Her auburn hair covered most of her exotic features as she hung her head and hummed the song aloud.

The cold blade slipped between her wrists. The sharp edge cut through the binds like butter and the bounds snapped away, rushing blood through her long, fine fingers as she flexed them to life again. Her telling smile was his only warning. Crossing the yellow line betrayed him, and she bit down on his hand, tainting the yellow line with a spray of his blood.

‘Fucking bitch!’ he yelled.

The knife dropped from his grasp, bouncing through the bars and into her cell as they both leapt for it.
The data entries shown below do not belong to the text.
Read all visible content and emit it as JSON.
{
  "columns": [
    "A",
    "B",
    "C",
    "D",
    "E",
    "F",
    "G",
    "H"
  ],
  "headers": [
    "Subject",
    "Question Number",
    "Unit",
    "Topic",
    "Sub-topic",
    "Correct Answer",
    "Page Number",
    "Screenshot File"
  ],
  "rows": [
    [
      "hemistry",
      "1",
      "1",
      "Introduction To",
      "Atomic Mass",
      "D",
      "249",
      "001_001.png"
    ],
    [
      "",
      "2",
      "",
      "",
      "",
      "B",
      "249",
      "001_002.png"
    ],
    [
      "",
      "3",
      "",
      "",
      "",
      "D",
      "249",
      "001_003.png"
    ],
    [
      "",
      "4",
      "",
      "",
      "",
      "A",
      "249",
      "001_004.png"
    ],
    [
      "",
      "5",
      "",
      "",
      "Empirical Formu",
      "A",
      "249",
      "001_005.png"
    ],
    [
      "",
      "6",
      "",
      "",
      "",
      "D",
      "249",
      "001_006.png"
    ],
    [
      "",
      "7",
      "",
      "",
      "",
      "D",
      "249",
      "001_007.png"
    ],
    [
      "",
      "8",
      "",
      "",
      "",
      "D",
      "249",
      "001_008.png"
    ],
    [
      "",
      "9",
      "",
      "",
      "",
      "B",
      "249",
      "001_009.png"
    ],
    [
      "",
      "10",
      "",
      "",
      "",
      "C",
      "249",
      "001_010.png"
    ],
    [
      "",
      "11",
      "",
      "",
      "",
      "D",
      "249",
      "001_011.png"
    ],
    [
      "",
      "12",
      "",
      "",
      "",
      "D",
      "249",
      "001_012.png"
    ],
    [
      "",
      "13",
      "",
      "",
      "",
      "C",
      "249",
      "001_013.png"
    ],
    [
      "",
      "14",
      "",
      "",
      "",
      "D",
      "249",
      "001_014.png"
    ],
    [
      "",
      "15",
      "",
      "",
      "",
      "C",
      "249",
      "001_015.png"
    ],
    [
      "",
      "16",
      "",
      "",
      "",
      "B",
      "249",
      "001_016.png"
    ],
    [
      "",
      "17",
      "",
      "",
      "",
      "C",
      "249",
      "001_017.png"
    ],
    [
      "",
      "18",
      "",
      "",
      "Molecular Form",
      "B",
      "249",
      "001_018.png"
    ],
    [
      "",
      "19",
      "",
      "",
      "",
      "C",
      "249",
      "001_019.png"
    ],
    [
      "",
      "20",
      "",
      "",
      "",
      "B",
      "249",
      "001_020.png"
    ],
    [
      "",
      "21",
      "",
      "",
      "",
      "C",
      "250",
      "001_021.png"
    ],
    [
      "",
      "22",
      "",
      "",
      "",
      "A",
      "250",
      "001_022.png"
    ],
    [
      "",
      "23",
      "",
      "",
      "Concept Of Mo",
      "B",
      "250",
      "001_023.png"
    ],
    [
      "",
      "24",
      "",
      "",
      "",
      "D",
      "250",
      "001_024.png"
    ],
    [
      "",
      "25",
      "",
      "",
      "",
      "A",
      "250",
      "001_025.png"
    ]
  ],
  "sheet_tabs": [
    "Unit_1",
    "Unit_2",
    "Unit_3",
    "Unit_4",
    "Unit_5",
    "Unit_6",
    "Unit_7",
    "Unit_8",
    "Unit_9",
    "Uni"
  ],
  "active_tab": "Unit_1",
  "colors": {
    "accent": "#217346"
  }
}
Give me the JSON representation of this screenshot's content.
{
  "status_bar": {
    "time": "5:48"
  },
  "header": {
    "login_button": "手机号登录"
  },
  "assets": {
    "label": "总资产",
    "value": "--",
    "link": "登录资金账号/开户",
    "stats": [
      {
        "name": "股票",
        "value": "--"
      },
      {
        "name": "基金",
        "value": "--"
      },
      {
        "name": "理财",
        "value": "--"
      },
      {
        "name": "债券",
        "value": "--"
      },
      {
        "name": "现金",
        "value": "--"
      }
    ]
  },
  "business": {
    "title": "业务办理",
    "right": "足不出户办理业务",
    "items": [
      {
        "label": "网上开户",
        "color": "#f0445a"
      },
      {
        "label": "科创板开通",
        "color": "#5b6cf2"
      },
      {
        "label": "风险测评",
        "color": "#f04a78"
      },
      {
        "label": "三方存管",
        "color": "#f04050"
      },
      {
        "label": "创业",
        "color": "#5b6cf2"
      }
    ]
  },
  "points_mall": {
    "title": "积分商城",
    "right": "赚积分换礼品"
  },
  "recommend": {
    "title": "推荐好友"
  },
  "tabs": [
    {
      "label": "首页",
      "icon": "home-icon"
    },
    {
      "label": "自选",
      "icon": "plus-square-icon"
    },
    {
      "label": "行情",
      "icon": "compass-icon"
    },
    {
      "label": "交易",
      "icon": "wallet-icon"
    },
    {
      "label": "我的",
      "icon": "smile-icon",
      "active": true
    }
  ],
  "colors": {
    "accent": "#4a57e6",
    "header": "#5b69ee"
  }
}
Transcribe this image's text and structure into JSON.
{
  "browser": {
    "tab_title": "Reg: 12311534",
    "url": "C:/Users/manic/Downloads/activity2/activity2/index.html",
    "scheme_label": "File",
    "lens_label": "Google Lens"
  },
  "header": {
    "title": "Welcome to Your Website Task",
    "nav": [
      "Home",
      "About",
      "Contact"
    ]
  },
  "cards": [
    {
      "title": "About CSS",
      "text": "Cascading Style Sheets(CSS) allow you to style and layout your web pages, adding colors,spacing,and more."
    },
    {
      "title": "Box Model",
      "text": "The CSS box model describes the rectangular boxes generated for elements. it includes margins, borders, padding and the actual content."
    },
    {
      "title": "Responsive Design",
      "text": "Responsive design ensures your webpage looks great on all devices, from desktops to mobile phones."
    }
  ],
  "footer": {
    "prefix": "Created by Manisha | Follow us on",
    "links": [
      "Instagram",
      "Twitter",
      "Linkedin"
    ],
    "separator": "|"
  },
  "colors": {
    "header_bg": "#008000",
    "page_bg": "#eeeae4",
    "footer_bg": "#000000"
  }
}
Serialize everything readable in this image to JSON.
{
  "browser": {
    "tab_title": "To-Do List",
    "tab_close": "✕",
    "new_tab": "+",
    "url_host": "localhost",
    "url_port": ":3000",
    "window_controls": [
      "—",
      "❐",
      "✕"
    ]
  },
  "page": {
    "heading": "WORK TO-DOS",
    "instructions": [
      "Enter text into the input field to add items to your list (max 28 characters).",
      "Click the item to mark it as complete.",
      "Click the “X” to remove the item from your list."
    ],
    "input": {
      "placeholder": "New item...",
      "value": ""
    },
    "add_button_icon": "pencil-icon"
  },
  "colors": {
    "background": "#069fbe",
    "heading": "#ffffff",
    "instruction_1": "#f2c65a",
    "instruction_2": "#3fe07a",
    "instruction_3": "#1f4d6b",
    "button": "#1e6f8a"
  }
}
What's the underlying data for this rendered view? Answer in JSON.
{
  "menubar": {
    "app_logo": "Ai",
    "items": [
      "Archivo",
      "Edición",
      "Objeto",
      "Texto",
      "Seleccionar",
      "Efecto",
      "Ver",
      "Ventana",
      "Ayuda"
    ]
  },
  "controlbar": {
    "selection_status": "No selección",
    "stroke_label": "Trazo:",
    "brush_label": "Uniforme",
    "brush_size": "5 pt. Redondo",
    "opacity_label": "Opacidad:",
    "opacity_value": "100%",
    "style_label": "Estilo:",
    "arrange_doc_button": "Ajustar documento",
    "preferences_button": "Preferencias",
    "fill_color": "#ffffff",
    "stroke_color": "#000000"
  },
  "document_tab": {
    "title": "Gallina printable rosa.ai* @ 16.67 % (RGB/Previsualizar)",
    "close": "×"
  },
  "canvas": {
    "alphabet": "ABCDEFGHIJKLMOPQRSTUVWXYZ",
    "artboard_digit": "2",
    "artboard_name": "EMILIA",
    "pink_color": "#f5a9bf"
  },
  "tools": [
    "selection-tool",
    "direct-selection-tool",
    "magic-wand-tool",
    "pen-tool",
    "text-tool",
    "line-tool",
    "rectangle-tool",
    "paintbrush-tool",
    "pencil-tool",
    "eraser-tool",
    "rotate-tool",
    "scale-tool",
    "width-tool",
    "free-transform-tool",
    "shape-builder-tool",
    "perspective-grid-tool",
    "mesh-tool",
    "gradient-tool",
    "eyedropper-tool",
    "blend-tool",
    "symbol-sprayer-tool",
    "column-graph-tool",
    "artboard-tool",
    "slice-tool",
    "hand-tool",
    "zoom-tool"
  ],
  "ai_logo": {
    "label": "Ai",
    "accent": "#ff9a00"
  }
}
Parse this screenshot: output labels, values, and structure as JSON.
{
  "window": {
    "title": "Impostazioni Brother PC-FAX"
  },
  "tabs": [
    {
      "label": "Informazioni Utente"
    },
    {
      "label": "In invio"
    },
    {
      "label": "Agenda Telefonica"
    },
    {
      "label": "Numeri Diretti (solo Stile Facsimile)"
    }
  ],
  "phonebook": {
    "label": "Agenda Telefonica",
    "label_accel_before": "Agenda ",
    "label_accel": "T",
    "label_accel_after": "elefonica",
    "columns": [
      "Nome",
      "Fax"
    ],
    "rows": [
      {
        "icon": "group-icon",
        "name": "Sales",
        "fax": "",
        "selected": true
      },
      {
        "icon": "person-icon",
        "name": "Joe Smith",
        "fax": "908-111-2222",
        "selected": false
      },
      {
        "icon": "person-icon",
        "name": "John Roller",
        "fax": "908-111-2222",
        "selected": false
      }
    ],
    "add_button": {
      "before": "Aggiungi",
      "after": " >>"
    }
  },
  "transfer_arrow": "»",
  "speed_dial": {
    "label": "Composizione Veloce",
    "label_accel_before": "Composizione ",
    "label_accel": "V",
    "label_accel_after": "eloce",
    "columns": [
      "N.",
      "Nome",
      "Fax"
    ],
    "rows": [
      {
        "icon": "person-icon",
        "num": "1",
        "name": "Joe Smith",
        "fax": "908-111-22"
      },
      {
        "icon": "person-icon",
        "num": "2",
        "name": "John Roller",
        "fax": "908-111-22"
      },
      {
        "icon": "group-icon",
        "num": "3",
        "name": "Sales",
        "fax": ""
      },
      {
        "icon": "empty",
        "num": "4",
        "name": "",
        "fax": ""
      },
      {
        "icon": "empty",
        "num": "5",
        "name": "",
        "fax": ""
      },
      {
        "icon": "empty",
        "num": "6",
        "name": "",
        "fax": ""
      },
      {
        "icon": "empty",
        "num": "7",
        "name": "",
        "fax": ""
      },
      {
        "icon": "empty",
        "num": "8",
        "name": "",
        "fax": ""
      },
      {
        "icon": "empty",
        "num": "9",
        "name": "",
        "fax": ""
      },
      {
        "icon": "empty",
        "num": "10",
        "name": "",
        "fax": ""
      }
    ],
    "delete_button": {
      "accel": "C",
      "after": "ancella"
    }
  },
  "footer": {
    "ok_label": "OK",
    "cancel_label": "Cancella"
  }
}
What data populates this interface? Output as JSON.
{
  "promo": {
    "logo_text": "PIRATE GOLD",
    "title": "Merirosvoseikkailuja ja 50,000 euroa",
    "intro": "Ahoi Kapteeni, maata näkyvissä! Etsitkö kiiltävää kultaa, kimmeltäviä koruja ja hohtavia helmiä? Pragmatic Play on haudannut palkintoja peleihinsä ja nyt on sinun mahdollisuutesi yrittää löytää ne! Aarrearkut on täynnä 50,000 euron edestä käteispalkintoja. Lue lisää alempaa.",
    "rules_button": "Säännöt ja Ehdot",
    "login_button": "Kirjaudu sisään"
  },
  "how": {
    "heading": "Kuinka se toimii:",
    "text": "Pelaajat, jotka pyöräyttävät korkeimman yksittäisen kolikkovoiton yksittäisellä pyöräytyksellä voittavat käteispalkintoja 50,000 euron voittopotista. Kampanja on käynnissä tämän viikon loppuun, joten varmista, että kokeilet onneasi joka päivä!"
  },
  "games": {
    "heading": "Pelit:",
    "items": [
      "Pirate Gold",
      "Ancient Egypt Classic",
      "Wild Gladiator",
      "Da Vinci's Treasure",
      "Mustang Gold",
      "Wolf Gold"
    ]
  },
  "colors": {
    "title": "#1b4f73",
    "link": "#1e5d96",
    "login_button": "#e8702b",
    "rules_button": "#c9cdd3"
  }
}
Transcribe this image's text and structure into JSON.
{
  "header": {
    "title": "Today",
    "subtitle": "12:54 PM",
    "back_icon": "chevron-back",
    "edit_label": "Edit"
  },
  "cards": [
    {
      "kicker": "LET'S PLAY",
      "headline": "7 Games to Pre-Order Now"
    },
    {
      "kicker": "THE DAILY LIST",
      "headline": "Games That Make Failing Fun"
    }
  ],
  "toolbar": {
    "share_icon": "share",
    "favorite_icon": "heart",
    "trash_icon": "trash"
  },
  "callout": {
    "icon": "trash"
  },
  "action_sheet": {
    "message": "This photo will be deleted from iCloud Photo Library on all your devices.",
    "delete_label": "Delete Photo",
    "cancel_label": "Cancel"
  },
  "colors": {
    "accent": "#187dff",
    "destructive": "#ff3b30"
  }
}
She reached it first as he gripped his bloodied hand. The salty, red liquid on her lips reminded her of what she would become if she took her initiation. She had tasted him before during a binding ritual he had forced. With her blood in him, and his blood in her, Taris sensed her every move and knew her every location. She wiped her mouth clean, removing temptation and the very thoughts she had tried so long to escape. She went back to her thoughts of the Guild.

Should’ve listened. They warned me, they knew this would happen.

Only she had listened, but the months of covering her tracks had failed. Now she was squaring off a watcher and batting her usual out-of-league average.